Brincar ao postalinho falso é batota, e utilizando uma imagem velha da alcáçova universitária (a sua iluminação já não é, e ainda bem, esta), é foleirada.

Correcção:

Esclarecido através de um amigo comum o local onde a fotografia foi tirada, resta-me pedir publicamente desculpa ao visado: a imagem é autêntica, é tudo uma questão de ângulo.

Ouvi dizer

Que a coisa continua amanhã porque não havia dinheiro para pizzas.

O MEC quer manter a Mobilidade Especial ou requalificação, mais conhecida por despedimento – parece que será só para entrar em 2015, mas é a maior das divergências neste momento.

O horário de trabalho aumenta para 40h, mas as cinco a mais entrariam totalmente na componente não lectiva individual. Por outro lado o MEC mostrou abertura para regular o que é ou não componente lectiva.

Dito isto, será de realçar a ENORME GREVE que temos vindo a fazer – mais de duas semanas depois dos fim das aulas e as reuniões continuam a zero – e ter bem presente uma certeza: foi a GREVE que trouxe o MEC à negociação.

Da nossa parte, só podemos continuar a fazer uma coisa: GREVE TOTAL às reuniões de avaliação. A começar já esta terça-feira!

Negociações com o Ministério da Educação

Enquanto decorrem as negociações entre o Ministério da Educação e os Sindicatos, há algumas preocupações nas redes sociais.

Anda a circular a notícia de que os professores do quadro que venham a ser sujeitos à mobilidade especial não possam ser colocados a mais de 60 quilómetros da sua escola. Há quem pergunte por que razão os professores de quadro de zona pedagógica e os professores contratados não estão abrangidos pela mesma regra.

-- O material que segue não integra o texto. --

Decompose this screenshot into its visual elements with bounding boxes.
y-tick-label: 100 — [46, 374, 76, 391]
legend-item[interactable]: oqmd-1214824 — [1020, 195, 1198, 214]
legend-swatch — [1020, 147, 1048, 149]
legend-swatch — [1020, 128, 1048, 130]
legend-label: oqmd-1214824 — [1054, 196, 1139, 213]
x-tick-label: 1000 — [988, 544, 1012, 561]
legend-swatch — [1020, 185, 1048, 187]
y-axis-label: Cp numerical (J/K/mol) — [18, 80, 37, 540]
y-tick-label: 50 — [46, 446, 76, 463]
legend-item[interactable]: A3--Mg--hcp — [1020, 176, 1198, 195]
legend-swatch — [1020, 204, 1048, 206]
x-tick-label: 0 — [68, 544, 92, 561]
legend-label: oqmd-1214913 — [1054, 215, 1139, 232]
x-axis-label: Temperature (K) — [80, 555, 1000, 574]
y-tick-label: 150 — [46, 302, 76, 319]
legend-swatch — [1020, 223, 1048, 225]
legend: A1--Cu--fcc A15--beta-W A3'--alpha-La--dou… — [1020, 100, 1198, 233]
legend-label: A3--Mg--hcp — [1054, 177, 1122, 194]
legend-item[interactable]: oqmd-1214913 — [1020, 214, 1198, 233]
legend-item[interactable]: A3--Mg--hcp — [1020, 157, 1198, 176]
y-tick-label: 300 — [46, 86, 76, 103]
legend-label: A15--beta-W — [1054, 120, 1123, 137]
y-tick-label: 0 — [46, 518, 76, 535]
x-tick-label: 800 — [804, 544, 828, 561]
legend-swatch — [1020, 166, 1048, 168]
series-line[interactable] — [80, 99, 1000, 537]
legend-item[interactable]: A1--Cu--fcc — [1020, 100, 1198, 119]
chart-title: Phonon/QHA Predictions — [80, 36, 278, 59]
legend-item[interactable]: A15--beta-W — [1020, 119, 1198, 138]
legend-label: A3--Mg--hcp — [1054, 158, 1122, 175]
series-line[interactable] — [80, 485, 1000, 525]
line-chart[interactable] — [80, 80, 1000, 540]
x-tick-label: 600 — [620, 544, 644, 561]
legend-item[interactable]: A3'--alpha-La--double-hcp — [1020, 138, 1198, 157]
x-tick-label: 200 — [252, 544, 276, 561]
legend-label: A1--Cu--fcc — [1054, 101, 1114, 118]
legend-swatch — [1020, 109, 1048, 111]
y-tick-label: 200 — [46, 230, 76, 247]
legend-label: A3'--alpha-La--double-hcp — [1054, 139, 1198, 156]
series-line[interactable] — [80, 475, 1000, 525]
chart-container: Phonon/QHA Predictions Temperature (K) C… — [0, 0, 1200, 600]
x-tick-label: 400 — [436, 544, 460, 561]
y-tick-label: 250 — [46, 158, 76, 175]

O alargamento do horário semanal de trabalho para 40 horas será considerado inaceitável, a não ser que recaia exclusivamente sobre o tempo individual de trabalho.

Para além disso, a promessa de que o referido alargamento não incidirá sobre a componente lectiva dos professores já está posta em causa a partir do momento em que o tempo reservado para a direcção de turma deixe de estar integrada nessa componente.

Uma outra preocupação mais ou menos silenciosa reside, no entanto, no facto de estarmos a lidar com um governo que está sempre disposto a cometer ilegalidades e a quebrar promessas.